In her private times, Jessica reflects on her year in the eye of controversy and keeps one eye on the televangelists. She is amused by Jim and Tammy Bakker's latest bid to rebuild their shattered empire.
Jimmy Swaggart, she says, is a phony. "He's power mad. Now he wants to preach again. He thinks he's above the law, even God's law. Men like Jimmy Swaggart have hurt religion for millions of people who just wanted to get closer to God. It's going to take a miracle for those people to feel like they can go to church again without being taken. Remember, I do believe in miracles. They happen every day."
In April 1988, Jessica received a request from PTL's legal department for the $160,000 remaining in the trust fund. At that point, Jessica was unaware that the fund was intact. Jerry Falwell had assured her that it no longer existed. When she learned that the PTL was trying to take over the fund, Jessica said, "I'd be glad to help, if only the PTL would tell me how it would be used. I didn't want them buying Jacuzzis with it. I'd gladly have given the money to PTL if it would be used to save the ministry. Then I read in the paper that the PTL could never accept help from Jessica Hahn, a sinner who lives in Hugh Hefner's house. Well, they did ask for my help. I have their request in writing."
Jessica says she looks for God on her own, without benefit of television clergy.
"I'm not worshiping through any man or any ministry, but my relationship with God hasn't changed. I talk to Him all the time."
She would like to have a church to attend but knows she would be unwelcome at Full Gospel Tabernacle back home in Massapequa. Driving up and down the California coast, pained by its occasional resemblance to song Island, she has searched for a house of worship. She has walked into a few, between services, ever ready to turn and run lest she be recognized, pointed at and cast out again, but has yet to find a church to call her own.
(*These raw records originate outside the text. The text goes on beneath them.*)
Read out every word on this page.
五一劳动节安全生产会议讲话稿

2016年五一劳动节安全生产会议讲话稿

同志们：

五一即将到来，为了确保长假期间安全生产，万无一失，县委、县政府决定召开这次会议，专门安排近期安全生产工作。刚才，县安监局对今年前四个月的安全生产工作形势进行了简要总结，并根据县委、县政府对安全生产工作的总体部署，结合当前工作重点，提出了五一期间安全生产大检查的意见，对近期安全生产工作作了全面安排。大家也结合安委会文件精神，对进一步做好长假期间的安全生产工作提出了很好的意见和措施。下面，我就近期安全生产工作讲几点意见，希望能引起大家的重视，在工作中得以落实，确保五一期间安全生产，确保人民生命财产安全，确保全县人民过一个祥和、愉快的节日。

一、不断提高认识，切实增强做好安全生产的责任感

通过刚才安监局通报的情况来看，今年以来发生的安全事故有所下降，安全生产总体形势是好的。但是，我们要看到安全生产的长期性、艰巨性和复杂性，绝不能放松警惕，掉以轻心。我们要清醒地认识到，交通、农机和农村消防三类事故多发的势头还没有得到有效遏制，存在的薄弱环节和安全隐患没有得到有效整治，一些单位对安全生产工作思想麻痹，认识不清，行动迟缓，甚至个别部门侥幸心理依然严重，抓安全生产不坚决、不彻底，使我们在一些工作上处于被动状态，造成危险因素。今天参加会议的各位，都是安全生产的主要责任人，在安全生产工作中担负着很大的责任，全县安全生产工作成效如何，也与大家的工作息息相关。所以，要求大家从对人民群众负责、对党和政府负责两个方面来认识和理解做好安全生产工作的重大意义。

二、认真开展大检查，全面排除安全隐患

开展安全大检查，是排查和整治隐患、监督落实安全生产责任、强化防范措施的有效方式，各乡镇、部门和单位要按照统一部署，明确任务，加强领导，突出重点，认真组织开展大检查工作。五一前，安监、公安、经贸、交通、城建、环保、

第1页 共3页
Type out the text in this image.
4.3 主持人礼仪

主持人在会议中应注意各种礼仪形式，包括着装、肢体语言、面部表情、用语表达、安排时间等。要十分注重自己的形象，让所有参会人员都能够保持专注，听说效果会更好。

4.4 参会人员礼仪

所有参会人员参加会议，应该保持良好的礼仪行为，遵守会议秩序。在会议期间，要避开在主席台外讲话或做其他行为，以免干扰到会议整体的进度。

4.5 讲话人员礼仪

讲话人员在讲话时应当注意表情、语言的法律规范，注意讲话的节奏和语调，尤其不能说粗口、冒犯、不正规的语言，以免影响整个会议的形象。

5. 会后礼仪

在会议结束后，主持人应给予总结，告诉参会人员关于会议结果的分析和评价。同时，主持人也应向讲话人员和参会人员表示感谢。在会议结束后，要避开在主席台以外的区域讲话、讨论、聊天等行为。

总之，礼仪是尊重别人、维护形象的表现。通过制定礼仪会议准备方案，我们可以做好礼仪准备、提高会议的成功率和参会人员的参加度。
Among the "sinners and centerfolds" at Playboy Mansion West, she walks, prays for guidance and gathers her strength in preparation for the next chapter in the life of the most famous church lady of the tele-vangelical age.
"I would like to make up for the hurt so many people have felt--those whose faith got shaken by these scandals--to touch their lives. I would like to reach out to all the people who have hurt like I have hurt, and searched like I have searched, and are close to giving up hope. I would like to tell them that there's always a way out. Just when you think your story is over, there's a miracle around the corner. Don't give up hope. Just look up--that's where your source is, where to find your strength."
The next chapter may be the most unlikely of all. "I can hear people saying, 'Jessica, are you talking about preaching?' All I know is, I have a message. If God wants that message to be heard, He'll take care of everything. He always does."
"'I know I'll always be controversial, whether I wear a choir gown or nothing at all.' "
"I don't agree with all the preachers who say sex is dirty. It may be the best thing God created. It's like a taste of heaven. There's something for the preachers to think about!"